Sailing without ICRC escort
When food, civilians and relief material had to be ferried between Colombo/Trincomalee and beleaguered Jaffna, the LTTE said that it would not allow the government to use the sea route and demanded that the land route (the A9 Highway passing through territory held by it) be opened.
But the government rejected the LTTE's demand and continued to ferry men and material by sea, even after the International Committee of the Red Cross (ICRC) had declined to provide escort in the absence of a guarantee of safety from the LTTE.
The LTTE had wanted the land route to be used because it felt that it could keep a watch on what was being transported, to see if arms and military personnel were being transported along with civilians and non-lethal cargo.
But the government opted to clear the sea, and use it transport not only troops and munitions but civilians and civilian supplies.
Fortunately, the Navy (aided by the Air Force) had established dominance over the North Eastern sea "up to 95%" as a long time military correspondent put it.

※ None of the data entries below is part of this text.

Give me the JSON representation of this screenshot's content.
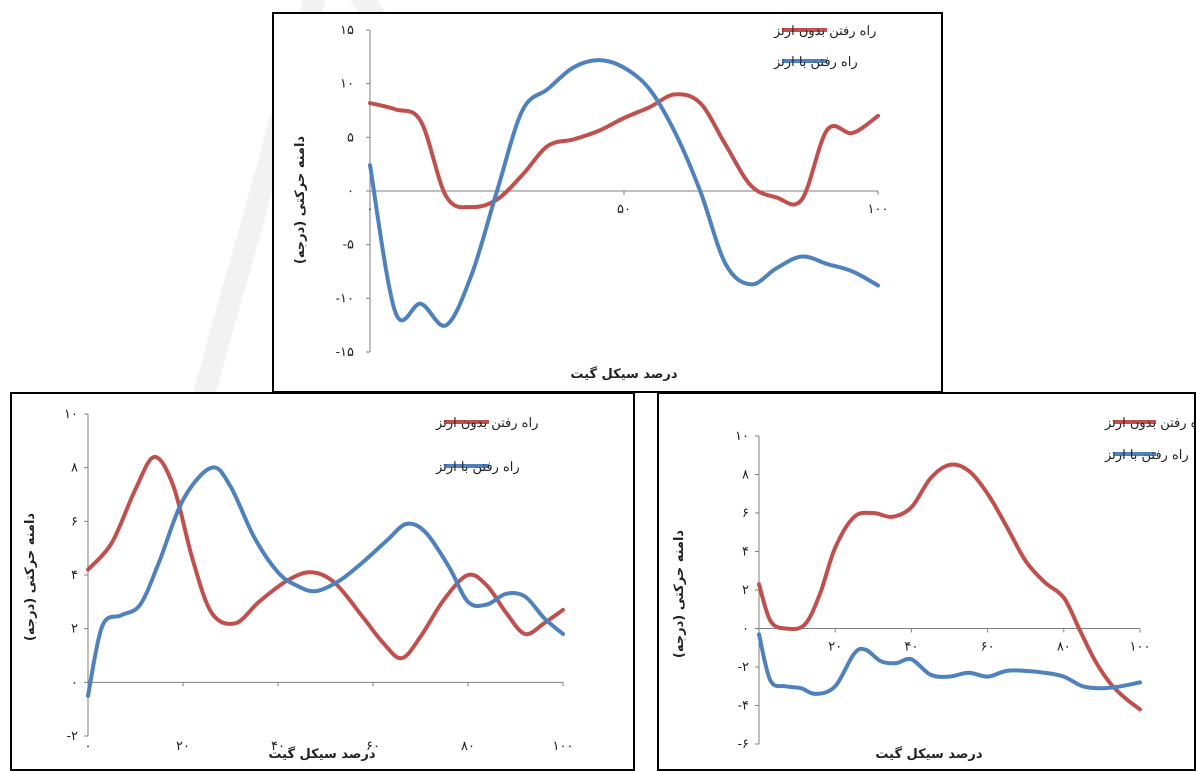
{
  "colors": {
    "red": "#c0504d",
    "blue": "#4f81bd",
    "axis": "#7f7f7f"
  },
  "chart_data": [
    {
      "type": "line",
      "ylabel": "دامنه حرکتی (درجه)",
      "xlabel": "درصد سیکل گیت",
      "xlim": [
        0,
        100
      ],
      "ylim": [
        -15,
        15
      ],
      "yticks": [
        "۱۵",
        "۱۰",
        "۵",
        "۰",
        "-۵",
        "-۱۰",
        "-۱۵"
      ],
      "ytick_values": [
        15,
        10,
        5,
        0,
        -5,
        -10,
        -15
      ],
      "xticks": [
        "۰",
        "۵۰",
        "۱۰۰"
      ],
      "xtick_values": [
        0,
        50,
        100
      ],
      "series": [
        {
          "name": "راه رفتن بدون ارتز",
          "color": "red",
          "points": [
            [
              0,
              8.2
            ],
            [
              5,
              7.6
            ],
            [
              10,
              6.5
            ],
            [
              15,
              -0.5
            ],
            [
              20,
              -1.5
            ],
            [
              25,
              -0.8
            ],
            [
              30,
              1.5
            ],
            [
              35,
              4.2
            ],
            [
              40,
              4.8
            ],
            [
              45,
              5.6
            ],
            [
              50,
              6.8
            ],
            [
              55,
              7.8
            ],
            [
              60,
              9
            ],
            [
              65,
              8.2
            ],
            [
              70,
              4.3
            ],
            [
              75,
              0.5
            ],
            [
              80,
              -0.6
            ],
            [
              85,
              -0.8
            ],
            [
              90,
              5.7
            ],
            [
              95,
              5.4
            ],
            [
              100,
              7
            ]
          ]
        },
        {
          "name": "راه رفتن با ارتز",
          "color": "blue",
          "points": [
            [
              0,
              2.4
            ],
            [
              5,
              -11.3
            ],
            [
              10,
              -10.5
            ],
            [
              15,
              -12.5
            ],
            [
              20,
              -7.8
            ],
            [
              25,
              0
            ],
            [
              30,
              7.5
            ],
            [
              35,
              9.5
            ],
            [
              40,
              11.5
            ],
            [
              45,
              12.2
            ],
            [
              50,
              11.5
            ],
            [
              55,
              9.5
            ],
            [
              60,
              5.5
            ],
            [
              65,
              0
            ],
            [
              70,
              -6.8
            ],
            [
              75,
              -8.7
            ],
            [
              80,
              -7.2
            ],
            [
              85,
              -6.1
            ],
            [
              90,
              -6.8
            ],
            [
              95,
              -7.5
            ],
            [
              100,
              -8.8
            ]
          ]
        }
      ]
    },
    {
      "type": "line",
      "ylabel": "دامنه حرکتی (درجه)",
      "xlabel": "درصد سیکل گیت",
      "xlim": [
        0,
        100
      ],
      "ylim": [
        -2,
        10
      ],
      "yticks": [
        "۱۰",
        "۸",
        "۶",
        "۴",
        "۲",
        "۰",
        "-۲"
      ],
      "ytick_values": [
        10,
        8,
        6,
        4,
        2,
        0,
        -2
      ],
      "xticks": [
        "۰",
        "۲۰",
        "۴۰",
        "۶۰",
        "۸۰",
        "۱۰۰"
      ],
      "xtick_values": [
        0,
        20,
        40,
        60,
        80,
        100
      ],
      "series": [
        {
          "name": "راه رفتن بدون ارتز",
          "color": "red",
          "points": [
            [
              0,
              4.2
            ],
            [
              5,
              5.2
            ],
            [
              10,
              7.2
            ],
            [
              14,
              8.4
            ],
            [
              18,
              7.3
            ],
            [
              22,
              4.6
            ],
            [
              26,
              2.6
            ],
            [
              31,
              2.2
            ],
            [
              36,
              3.0
            ],
            [
              42,
              3.8
            ],
            [
              47,
              4.1
            ],
            [
              52,
              3.7
            ],
            [
              58,
              2.4
            ],
            [
              62,
              1.5
            ],
            [
              66,
              0.9
            ],
            [
              70,
              1.7
            ],
            [
              75,
              3.1
            ],
            [
              80,
              4.0
            ],
            [
              84,
              3.6
            ],
            [
              88,
              2.6
            ],
            [
              92,
              1.8
            ],
            [
              96,
              2.2
            ],
            [
              100,
              2.7
            ]
          ]
        },
        {
          "name": "راه رفتن با ارتز",
          "color": "blue",
          "points": [
            [
              0,
              -0.5
            ],
            [
              3,
              2.1
            ],
            [
              7,
              2.5
            ],
            [
              11,
              2.9
            ],
            [
              15,
              4.5
            ],
            [
              20,
              6.8
            ],
            [
              26,
              8.0
            ],
            [
              30,
              7.3
            ],
            [
              35,
              5.4
            ],
            [
              40,
              4.1
            ],
            [
              44,
              3.6
            ],
            [
              48,
              3.4
            ],
            [
              53,
              3.8
            ],
            [
              58,
              4.5
            ],
            [
              63,
              5.3
            ],
            [
              67,
              5.9
            ],
            [
              71,
              5.6
            ],
            [
              76,
              4.3
            ],
            [
              80,
              3.0
            ],
            [
              84,
              2.9
            ],
            [
              88,
              3.3
            ],
            [
              92,
              3.2
            ],
            [
              96,
              2.4
            ],
            [
              100,
              1.8
            ]
          ]
        }
      ]
    },
    {
      "type": "line",
      "ylabel": "دامنه حرکتی (درجه)",
      "xlabel": "درصد سیکل گیت",
      "xlim": [
        0,
        100
      ],
      "ylim": [
        -6,
        10
      ],
      "yticks": [
        "۱۰",
        "۸",
        "۶",
        "۴",
        "۲",
        "۰",
        "-۲",
        "-۴",
        "-۶"
      ],
      "ytick_values": [
        10,
        8,
        6,
        4,
        2,
        0,
        -2,
        -4,
        -6
      ],
      "xticks": [
        "۲۰",
        "۴۰",
        "۶۰",
        "۸۰",
        "۱۰۰"
      ],
      "xtick_values": [
        20,
        40,
        60,
        80,
        100
      ],
      "series": [
        {
          "name": "راه رفتن بدون ارتز",
          "color": "red",
          "points": [
            [
              0,
              2.3
            ],
            [
              3,
              0.4
            ],
            [
              7,
              0
            ],
            [
              12,
              0.2
            ],
            [
              16,
              1.8
            ],
            [
              20,
              4.2
            ],
            [
              25,
              5.8
            ],
            [
              30,
              6
            ],
            [
              35,
              5.8
            ],
            [
              40,
              6.3
            ],
            [
              45,
              7.8
            ],
            [
              50,
              8.5
            ],
            [
              55,
              8.2
            ],
            [
              60,
              7
            ],
            [
              65,
              5.3
            ],
            [
              70,
              3.5
            ],
            [
              75,
              2.4
            ],
            [
              80,
              1.6
            ],
            [
              84,
              0
            ],
            [
              88,
              -1.6
            ],
            [
              92,
              -2.8
            ],
            [
              96,
              -3.6
            ],
            [
              100,
              -4.2
            ]
          ]
        },
        {
          "name": "راه رفتن با ارتز",
          "color": "blue",
          "points": [
            [
              0,
              -0.3
            ],
            [
              3,
              -2.7
            ],
            [
              7,
              -3
            ],
            [
              11,
              -3.1
            ],
            [
              15,
              -3.4
            ],
            [
              20,
              -3
            ],
            [
              25,
              -1.3
            ],
            [
              28,
              -1.1
            ],
            [
              32,
              -1.7
            ],
            [
              36,
              -1.8
            ],
            [
              40,
              -1.6
            ],
            [
              45,
              -2.4
            ],
            [
              50,
              -2.5
            ],
            [
              55,
              -2.3
            ],
            [
              60,
              -2.5
            ],
            [
              65,
              -2.2
            ],
            [
              70,
              -2.2
            ],
            [
              75,
              -2.3
            ],
            [
              80,
              -2.5
            ],
            [
              85,
              -3
            ],
            [
              90,
              -3.1
            ],
            [
              95,
              -3
            ],
            [
              100,
              -2.8
            ]
          ]
        }
      ]
    }
  ]
}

So far, the chartered vessel "Jetliner" has successfully transported military personnel and civilians between Trincomalee and Kankesanthurai in Jaffna, escorted, not by the ICRC, but by naval gunboats.
Asked what made such dominance possible, a seasoned military correspondent said that the key ingredient of the success story was "high morale" generated by the success of the Mavil Aaru operation in late July-early August.
If the government forces had failed to drive the LTTE out of Mavil Aaru, they could not have taken Mutur and Sampur and driven the LTTE out of Muhamalai and Kayts in the Jaffna peninsula.
Mavil Aaru had given all the three services a badly needed shot in the arm.